G.P.2.09 Glycosylation of α-dystroglycan in cultured cells and its restoration by glycosyltransferase

Abstract

Dystroglycan (DG) is a central component of dystrophin–glycoprotein complex that links extracellular matrix and cytoskeleton. α-Dystroglycanopathy is a disorder characterized by muscular dystrophy often associated with brain anomaly, mental retardation and eye abnormalities. Mutations of known or putative glycosyltransferases, POMGnT1, POMT1, POMT2, fukutin, FKRP and LARGE, were identified and defective glycosylation of α-DG has been implicated in the pathogenesis of this disorder. Recently, it was reported that overexpression of LARGE recover a function of α-dystroglycan and bypasses the defective glycosylation of α-DG in cultured cells deficient in fukutin, POMGnT1 or POM1. In this study, we characterized glycosylation status of α-DG in several cultured cell lines and examined the restorative effect of glycosyltransferases on the defective glycosylation of α-DG. We demonstrated that benign tumor or embryonic cell lines such as RT4, HEK293 or C2C12 express α-DG detectable by an antibody against sugar chain of α-DG, whereas malignant carcinoma cell lines such as HeLa or MCF7 did not. Using an antibody against core protein, α-DG with molecular mass of 75 kDa was detected in these carcinoma cells, suggesting that functional α-dystroglycan is lost in carcinoma cells.

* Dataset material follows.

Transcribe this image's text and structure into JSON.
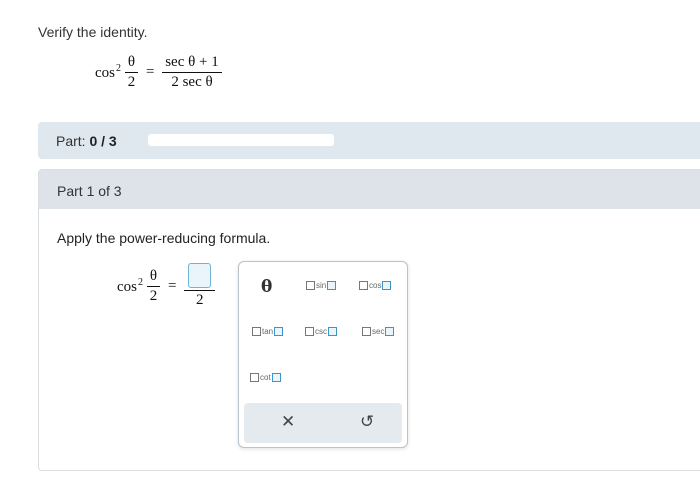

Next, we examined if the function of α-DG is restored in these cells by gene transfer of glycosyltransferases, mutation of which leads to α-dystroglycanopathy. Transfection of the cells with LARGE greatly restored the laminin binding activity of α-DG, whereas other glycosyltransferases including POMGnT1, POMT1, POMT2, fukutin or FKRP did not. These results demonstrate that the restoration of functional α-DG by LARGE is a possible molecular target when developing therapeutic strategies for α-dystroglycanopathy.